Randye and Candace: Goin' West
We got out on a beautifully sunny Wednesday morning and headed into Council Bluffs. The Union Pacific Railroad Museum had displays from the historic transcontinental race with Central Pacific Railroad in the 1860's to the present. I missed a great opportunity for some interesting pictures by forgetting to bring my camera inside. However, I'm going add this link to their Web site so that you can get a feel for the museum.
As we started out of Council Bluffs north on I-29, which runs parallel with the border between Iowa and Nebraska, we noticed the beauty of the landscape and saw a sign for the Lewis & Clark Monument and Scenic Overlook. So, we made our first unplanned detour. The site was quiet and lovely. The monument is described as honoring "the expedition of Lewis and Clark in 1804 and their historic, strategic meeting with the Otoe and Missouri Indians."
It was also the first of many references we would see about the explorers sent by President Thomas Jefferson to ascertain what the United States had acquired in the Louisiana Purchase.
By early afternoon, we reached Sioux City and its Lewis & Clark Interpretive Center. There were a number of displays depicting camp scenes, the circumstances of the sole death during the 29-month-long journey, logs kept by members of the exploratory party, etc. I discovered that there was an African American named York in the party who was a slave to William Clark. Despite the role he played in the success of the mission, there is no clear record that he was ever given his freedom.
This turned out to be a very busy day. We crossed the Missouri River into South Dakota and took I-29 to SD-50, heading towards Yankton. As we passed through Vermillion, however, we diverted to visit the National Museum of Music on the campus of the University of South Dakota. While we only had about 20 minutes before the museum closed, we did get to see a variety of instruments. This included, as you can see below, one of B. B. King's famous guitars. Lucille has a place of honor at the museum.
The museum in Yankton would have been closed by the time we got there, so we continued travelling until we reached Mitchell, home of the infamous Corn Palace.
Taking US-81, we reached I-90, the primary artery that would take us across much of South Dakota.
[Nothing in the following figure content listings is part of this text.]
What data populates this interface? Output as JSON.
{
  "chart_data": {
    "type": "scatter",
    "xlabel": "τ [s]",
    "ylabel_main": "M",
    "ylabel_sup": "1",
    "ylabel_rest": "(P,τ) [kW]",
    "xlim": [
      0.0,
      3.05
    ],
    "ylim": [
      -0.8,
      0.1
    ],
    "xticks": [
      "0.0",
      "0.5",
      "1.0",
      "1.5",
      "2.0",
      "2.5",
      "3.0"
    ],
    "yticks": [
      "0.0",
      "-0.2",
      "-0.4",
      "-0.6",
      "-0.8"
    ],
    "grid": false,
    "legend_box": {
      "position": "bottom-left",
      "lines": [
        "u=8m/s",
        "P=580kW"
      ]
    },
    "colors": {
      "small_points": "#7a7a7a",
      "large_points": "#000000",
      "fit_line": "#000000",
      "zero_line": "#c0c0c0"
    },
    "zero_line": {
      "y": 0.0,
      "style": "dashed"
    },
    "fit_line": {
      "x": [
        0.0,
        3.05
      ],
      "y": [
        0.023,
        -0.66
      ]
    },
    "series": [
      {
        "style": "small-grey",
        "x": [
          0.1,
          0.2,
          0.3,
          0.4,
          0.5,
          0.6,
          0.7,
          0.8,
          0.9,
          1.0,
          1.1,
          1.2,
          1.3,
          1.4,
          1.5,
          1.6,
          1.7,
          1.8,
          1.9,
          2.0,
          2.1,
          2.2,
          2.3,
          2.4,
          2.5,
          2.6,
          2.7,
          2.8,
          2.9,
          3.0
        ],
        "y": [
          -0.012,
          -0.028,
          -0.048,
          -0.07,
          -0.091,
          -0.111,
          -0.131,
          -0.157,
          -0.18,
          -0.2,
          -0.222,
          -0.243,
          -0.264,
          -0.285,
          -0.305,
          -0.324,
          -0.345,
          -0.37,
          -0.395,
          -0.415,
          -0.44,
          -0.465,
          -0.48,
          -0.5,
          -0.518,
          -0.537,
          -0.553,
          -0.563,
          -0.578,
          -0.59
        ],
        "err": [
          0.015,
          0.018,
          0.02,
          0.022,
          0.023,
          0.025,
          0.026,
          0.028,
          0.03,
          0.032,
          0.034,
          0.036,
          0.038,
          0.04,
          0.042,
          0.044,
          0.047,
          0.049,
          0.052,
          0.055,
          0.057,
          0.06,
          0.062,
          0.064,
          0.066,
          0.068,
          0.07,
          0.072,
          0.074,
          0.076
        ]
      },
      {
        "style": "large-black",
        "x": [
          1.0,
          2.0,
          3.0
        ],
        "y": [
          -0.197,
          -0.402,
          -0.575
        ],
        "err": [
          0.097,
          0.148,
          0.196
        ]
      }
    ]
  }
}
We saw the first of many billboards for Wall Drug. Everyone I told about my planned trip to the state had immediately mentioned the tourist site, so I was looking forward to see what all the hubbub was about.
It was still daylight when we arrived in Mitchell. Candace and I decided to spend time at the Corn Palace that evening so that we could get to Rapid City earlier the next day. We had dinner, then located the Corn Palace in the midst of a number of souvenir shops. It's hard to believe that the exterior is covered by corn cobs--a job that's been done by area youth for decades. The theme this year was "Everyday Heroes." Images included teachers, firefighters, medical workers, etc.
We had just missed the last tour of the facilities for the day, but we were able to wander around on our own. The largest area was an auditorium where a variety of famous entertainers have performed over the years. None were here that day, but the auditorium had been converted into a gift shop with a wide range of products. Candace and I found a number of souvenirs, yet I had not found the cowboy hat I wanted from the trip. The only ones available were inexpensive straw types. I wanted a "real" one and felt that patience would pay off.
By the way, you can click on any of the photos on these pages to see an enlarged version.
Candace and I got a room for the night and settled in to rest as much as we could. The busiest part of the trip was still ahead.